Lord Woolf, who is reviewing the whole of civil procedure for the Lord Chancellor, is known to be thinking about such a move. If so, high on the agenda will be the question of expert witnesses. The existing power of a court to appoint its own expert is in mothballs because one of the parties is required to initiate the process. If this limitation is removed, the way will be clear for the court, having seen the issues defined by the parties, to appoint an expert from an agreed list to give an informed opinion. This expert will of course be open to questioning and challenge by each side; and so each side will want its own specialist adviser to brief it on what challenges to raise. This is entirely acceptable (and the legal aid system should extend to it); but it will have to stop at the point where a party tries to back its challenge by putting in front of the court’s expert the contradictory report of another leading practitioner in the same field. To allow this would be to readmit the stage army to the courtroom, for if one side can do it, so can the other, and if each can proffer one contrary expert’s report, each can proffer half a dozen. Once again, sheer firepower would start to determine outcomes. If such a radical shift is not adopted, my own view is that it is necessary as a minimum that the privilege against disclosure of the instructions given to experts should be abolished, so that the court can know how and to what extent the expert has been briefed.
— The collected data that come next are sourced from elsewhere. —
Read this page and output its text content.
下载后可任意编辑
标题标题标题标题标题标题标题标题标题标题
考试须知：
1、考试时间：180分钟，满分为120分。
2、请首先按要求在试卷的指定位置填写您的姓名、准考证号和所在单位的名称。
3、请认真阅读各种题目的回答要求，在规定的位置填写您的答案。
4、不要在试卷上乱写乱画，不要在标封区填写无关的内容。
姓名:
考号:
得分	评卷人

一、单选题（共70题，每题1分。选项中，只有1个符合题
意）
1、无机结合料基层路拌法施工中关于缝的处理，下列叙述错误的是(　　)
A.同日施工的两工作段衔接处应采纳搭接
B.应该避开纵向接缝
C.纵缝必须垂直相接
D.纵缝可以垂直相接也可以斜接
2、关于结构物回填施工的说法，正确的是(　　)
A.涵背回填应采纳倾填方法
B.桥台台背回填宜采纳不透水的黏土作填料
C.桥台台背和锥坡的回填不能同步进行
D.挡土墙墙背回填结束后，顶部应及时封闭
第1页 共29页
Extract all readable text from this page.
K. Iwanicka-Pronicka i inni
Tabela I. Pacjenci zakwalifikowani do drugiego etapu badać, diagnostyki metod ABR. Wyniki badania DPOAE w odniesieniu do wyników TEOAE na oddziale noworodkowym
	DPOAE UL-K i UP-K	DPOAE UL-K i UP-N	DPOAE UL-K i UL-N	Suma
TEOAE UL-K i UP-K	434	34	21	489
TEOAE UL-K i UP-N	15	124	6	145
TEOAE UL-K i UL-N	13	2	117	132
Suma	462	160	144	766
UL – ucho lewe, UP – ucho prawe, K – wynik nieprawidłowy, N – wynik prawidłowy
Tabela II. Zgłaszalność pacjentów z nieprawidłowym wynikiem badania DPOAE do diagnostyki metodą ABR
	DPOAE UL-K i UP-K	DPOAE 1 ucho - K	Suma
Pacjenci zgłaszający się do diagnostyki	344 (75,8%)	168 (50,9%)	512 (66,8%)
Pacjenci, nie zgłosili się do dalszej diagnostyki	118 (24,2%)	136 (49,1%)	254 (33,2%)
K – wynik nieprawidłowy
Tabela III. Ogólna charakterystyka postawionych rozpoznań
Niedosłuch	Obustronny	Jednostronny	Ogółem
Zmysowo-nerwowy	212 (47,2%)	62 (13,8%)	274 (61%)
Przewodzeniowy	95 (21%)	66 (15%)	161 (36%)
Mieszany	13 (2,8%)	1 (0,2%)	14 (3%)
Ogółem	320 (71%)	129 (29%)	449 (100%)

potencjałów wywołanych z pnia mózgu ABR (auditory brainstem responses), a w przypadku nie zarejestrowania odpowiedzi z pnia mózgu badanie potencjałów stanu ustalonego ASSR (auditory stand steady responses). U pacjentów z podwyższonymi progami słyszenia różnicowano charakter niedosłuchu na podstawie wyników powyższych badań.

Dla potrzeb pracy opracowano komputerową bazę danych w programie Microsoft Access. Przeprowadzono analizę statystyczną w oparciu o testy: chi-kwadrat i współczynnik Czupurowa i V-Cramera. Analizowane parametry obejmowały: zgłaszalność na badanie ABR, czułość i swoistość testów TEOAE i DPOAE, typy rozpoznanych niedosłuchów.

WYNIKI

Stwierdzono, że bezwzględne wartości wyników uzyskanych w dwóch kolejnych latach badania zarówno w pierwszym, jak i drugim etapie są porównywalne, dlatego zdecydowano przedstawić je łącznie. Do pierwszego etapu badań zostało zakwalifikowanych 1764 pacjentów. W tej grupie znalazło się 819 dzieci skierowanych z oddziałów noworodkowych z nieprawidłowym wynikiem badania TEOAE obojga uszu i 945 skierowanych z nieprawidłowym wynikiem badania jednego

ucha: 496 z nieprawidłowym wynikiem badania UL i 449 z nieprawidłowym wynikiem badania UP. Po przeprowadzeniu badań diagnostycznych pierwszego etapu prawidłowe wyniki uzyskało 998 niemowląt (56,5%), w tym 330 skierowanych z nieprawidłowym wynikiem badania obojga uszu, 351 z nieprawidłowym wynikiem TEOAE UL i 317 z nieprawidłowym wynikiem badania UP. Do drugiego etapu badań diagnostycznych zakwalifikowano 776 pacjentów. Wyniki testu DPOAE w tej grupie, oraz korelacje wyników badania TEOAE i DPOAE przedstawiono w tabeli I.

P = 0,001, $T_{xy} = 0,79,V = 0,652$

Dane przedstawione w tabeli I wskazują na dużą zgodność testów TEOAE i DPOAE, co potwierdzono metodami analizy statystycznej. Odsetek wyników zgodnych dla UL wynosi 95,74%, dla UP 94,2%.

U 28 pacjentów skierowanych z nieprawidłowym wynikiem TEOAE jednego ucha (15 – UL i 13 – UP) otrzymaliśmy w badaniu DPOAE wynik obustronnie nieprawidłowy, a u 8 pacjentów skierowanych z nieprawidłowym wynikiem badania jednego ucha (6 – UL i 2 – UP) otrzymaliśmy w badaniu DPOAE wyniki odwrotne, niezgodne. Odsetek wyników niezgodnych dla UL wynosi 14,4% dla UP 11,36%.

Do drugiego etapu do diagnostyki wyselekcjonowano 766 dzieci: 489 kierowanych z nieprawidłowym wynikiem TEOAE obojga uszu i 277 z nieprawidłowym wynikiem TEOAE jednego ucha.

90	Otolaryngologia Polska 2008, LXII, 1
If the legal system in this country moves towards such a scheme, it will be because the mercenary train of the law has become in too many instances an impediment to justice. No lawyer can afford in the client’s interests to take a less confrontational stance than the opposition. It is the system itself which therefore has to readapt. With its historic baggage this is not something that it has so far found easy to do. For instance, the courts have for a long time had powers to arrange for large groups of cases to be tried through representative samples, but the chapter in this book written by two solicitors, Mark Mildred and Rodger Pannone, with unrivalled experience of multiple litigation, depresses by its tale of difficulties, often produced by disparities in eligibility for legal aid, encountered in mass litigation against pharmaceutical companies for alleged side-effects of drugs. Yet, as they also recount, in the equally large field of industrial disease and trauma – deafness, lung disease and so forth – orderly test-case litigation, usually conducted by trade-union solicitors and defended by experienced insurers, has enabled a maximum of claims to be resolved with a minimum of litigation.

Meanwhile, confronted in case after case with two experts drawing opposite conclusions from shared factual premises, judges have to decide whether there has been medical negligence or not. Much as they might sometimes like to, they cannot declare a draw. If neither expert has been shown to be dependent on faulty logic, the choice inexorably comes down to which of them has given the judge more confidence in his or her skill and judgment. It is a final irony that, like other historic invasions, the invasion of medicine by the cohorts of the law has driven the bedside manner from the sickroom only to find it alive and well in the courtroom. The consultant may be a martinet on the ward, but if he or she has the capacity to inspire confidence and to reassure in court – has the right bedside manner – it is this rather than all the forensic preparation in the world which may decide the case.